The President/Chief Executive, Dangote Industries Limited, Aliko Dangote, has said low oil prices will help Nigeria to reduce its reliance on crude oil revenues.
Dangote stated this at the UN General Assembly in New York on Tuesday, according to a statement from the African Press Organisation.
Global oil benchmark, which fell from a high of $115 per barrel in mid-2014, has continued to hover around $53 per barrel in recent months.
At the headquarters of global law firm, Shearman and Sterling LLC, high level business leaders and international diplomats invited by the Corporate Council for Africa to hear Africa’s richest man, Dangote, and the Rwandan President, Paul Kagame, openly conversed on Africa’s opportunities and challenges, a statement by the Dangote Industries stated.
Both leaders, it said, underscored the ongoing movement to diversify African economies.
In the case of Nigeria, Africa’s largest economy, Dangote said, “We should pray that oil prices remain low. This helps wean us off the dependency on revenues from petroleum. We must take oil to be the icing on the cake. We already have the cake.”

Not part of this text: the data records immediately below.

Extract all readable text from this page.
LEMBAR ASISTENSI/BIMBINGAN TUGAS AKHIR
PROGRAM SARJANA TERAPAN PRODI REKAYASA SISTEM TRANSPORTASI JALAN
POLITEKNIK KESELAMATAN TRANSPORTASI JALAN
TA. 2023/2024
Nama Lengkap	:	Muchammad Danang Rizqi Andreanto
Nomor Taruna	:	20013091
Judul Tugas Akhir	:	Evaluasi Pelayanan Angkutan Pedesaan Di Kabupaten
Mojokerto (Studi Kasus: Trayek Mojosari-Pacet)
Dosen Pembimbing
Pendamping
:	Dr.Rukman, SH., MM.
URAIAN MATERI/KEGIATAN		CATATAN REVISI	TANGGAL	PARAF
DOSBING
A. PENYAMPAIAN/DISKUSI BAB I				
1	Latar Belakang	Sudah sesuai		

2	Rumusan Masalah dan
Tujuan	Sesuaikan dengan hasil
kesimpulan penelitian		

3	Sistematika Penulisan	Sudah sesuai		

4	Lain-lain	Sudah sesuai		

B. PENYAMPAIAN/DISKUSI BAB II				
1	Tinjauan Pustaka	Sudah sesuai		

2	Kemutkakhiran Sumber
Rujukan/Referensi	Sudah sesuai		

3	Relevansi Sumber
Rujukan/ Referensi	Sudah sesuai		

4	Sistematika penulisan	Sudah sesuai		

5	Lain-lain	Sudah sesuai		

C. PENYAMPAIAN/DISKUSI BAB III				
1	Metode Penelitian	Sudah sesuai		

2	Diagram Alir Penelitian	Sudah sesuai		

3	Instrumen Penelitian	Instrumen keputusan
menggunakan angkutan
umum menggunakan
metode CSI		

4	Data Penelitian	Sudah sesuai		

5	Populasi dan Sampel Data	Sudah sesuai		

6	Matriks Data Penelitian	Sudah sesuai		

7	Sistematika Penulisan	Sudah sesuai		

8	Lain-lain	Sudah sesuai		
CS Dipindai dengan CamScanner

Dangote told investors, “(With) agriculture, agriculture, agriculture, Africa will become the food basket of the world.”
In addition to agriculture, he cited Nigeria’s vast mineral resources and natural gas as sources of economic prosperity and stressed the need to manufacture more goods locally for domestic consumption.
Dangote, who cited the continued need for heavy investments in education, specifically said that “five of the 12 million jobs needed in Africa soon must be created in Nigeria.”
He has expanded his business from cement, sugar, and other household commodities to fertiliser and other processed high-value goods.
“Technology, of course, helps us a lot and our factories are state of the art with the use of robotics but we shouldn’t be overly tech-oriented to create wealth,” he told investors.
Dangote, who is often cited as one of the most inspiring business leaders in the world today and a model for young entrepreneurs, offered advice to Americans who tend to rely on outdated news and wrong perceptions of Africa, saying, “Don’t be lazy. Go there and find the real story for yourself. Things have changed.”
He described Rwanda, where he has business interests, as an example of positive change, good governance and leadership, and where corruption had been cured.
He cited a personal experience of offering a $100 tip for services at the Kigali Airport to a worker who refused to take money for work they were paid to do.